I’m journaling in a journal I picked up at Walmart. One side I’m listing the food (and WW points—how I originally lost 80 lbs. several years ago) .... and the other side I put plans, thoughts, whatevers. I have 3 days in it so far. The scale has to move eventually and the click has to come eventually. As much as I would love to join the Mastermind program, I"ll have to see how it pans out. Might not be feasible, all things considered! Only time will tell. 6 mos. would make a wonderful dent in the 100+ lbs. I have to go!

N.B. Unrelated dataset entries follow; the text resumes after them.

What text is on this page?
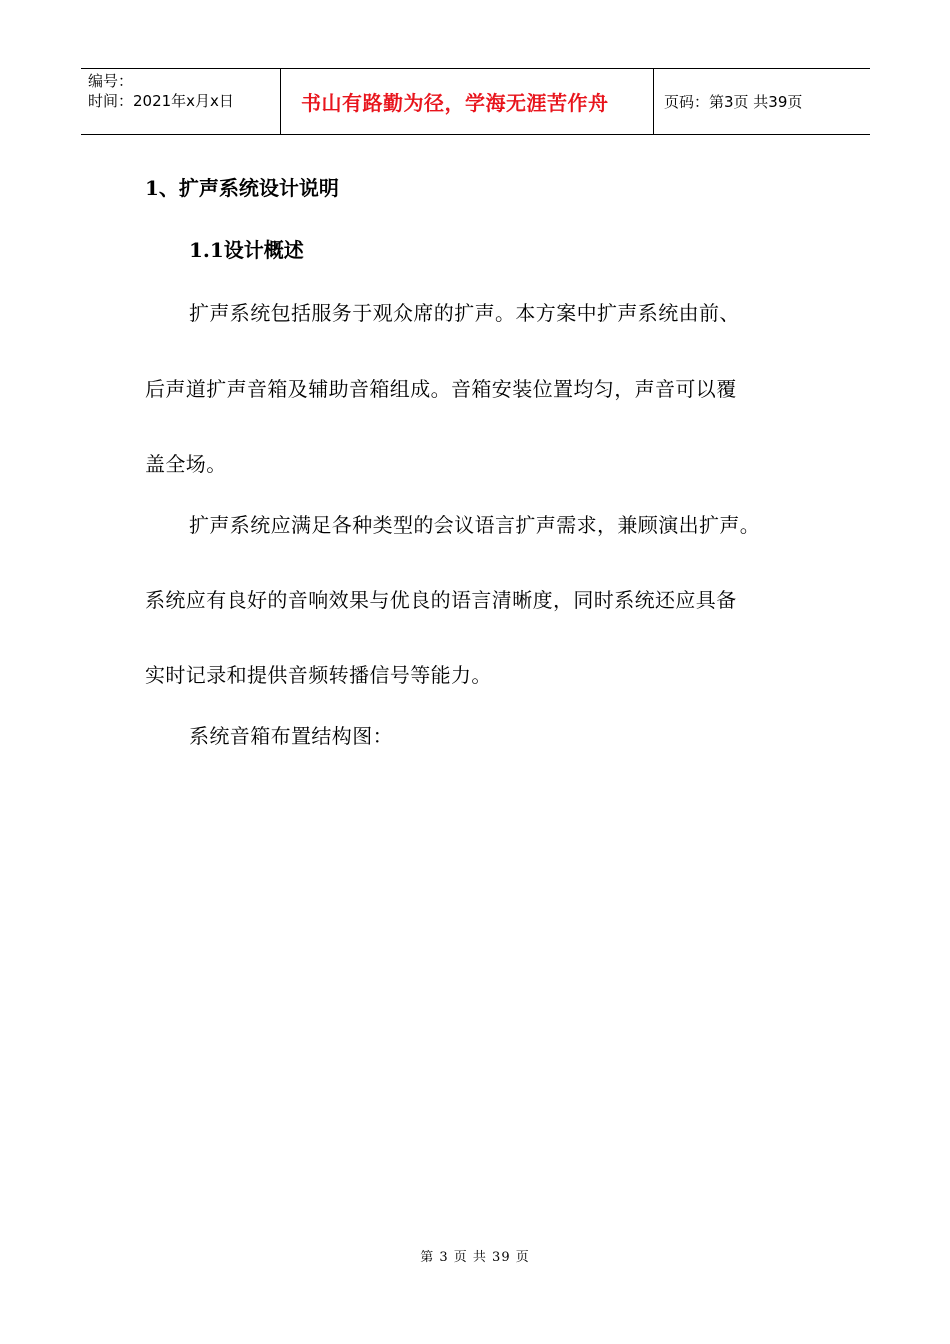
编号：
时间：2021年x月x日	书山有路勤为径，学海无涯苦作舟	页码：第3页 共39页
1、扩声系统设计说明
1.1设计概述
扩声系统包括服务于观众席的扩声。本方案中扩声系统由前、
后声道扩声音箱及辅助音箱组成。音箱安装位置均匀，声音可以覆
盖全场。
扩声系统应满足各种类型的会议语言扩声需求，兼顾演出扩声。
系统应有良好的音响效果与优良的语言清晰度，同时系统还应具备
实时记录和提供音频转播信号等能力。
系统音箱布置结构图：
第 3 页 共 39 页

However, like Scott’s one show last week, ultimately it is up to ME to do this and take care of my self-esteem, etc, etc. . I guess I started this week to see if I could stick with it, if I’m worth an investment (I know I am, but I think you all understand!) ..... Sooooooo it was “get serious” ...
Tomorrow night presents a challenge. . . . Dinner at the Olive Garden (I like creamy sauces—can we say fetticini alfredo?) ... I am going to skip the breadsticks, they don’t do it or me anyway ..... and I will check on the web to see the points/calories etc, of different dishes. I can eat out and do it wisely, not be deprived and be successful. One small success leads to another ... and another . . . and another.
Oh and I gave blood today, cuz I like to do that!!! It’s a small gesture I can do ... I’m O negative and they love me!
If you made it this far: Thanx for listening to the babble.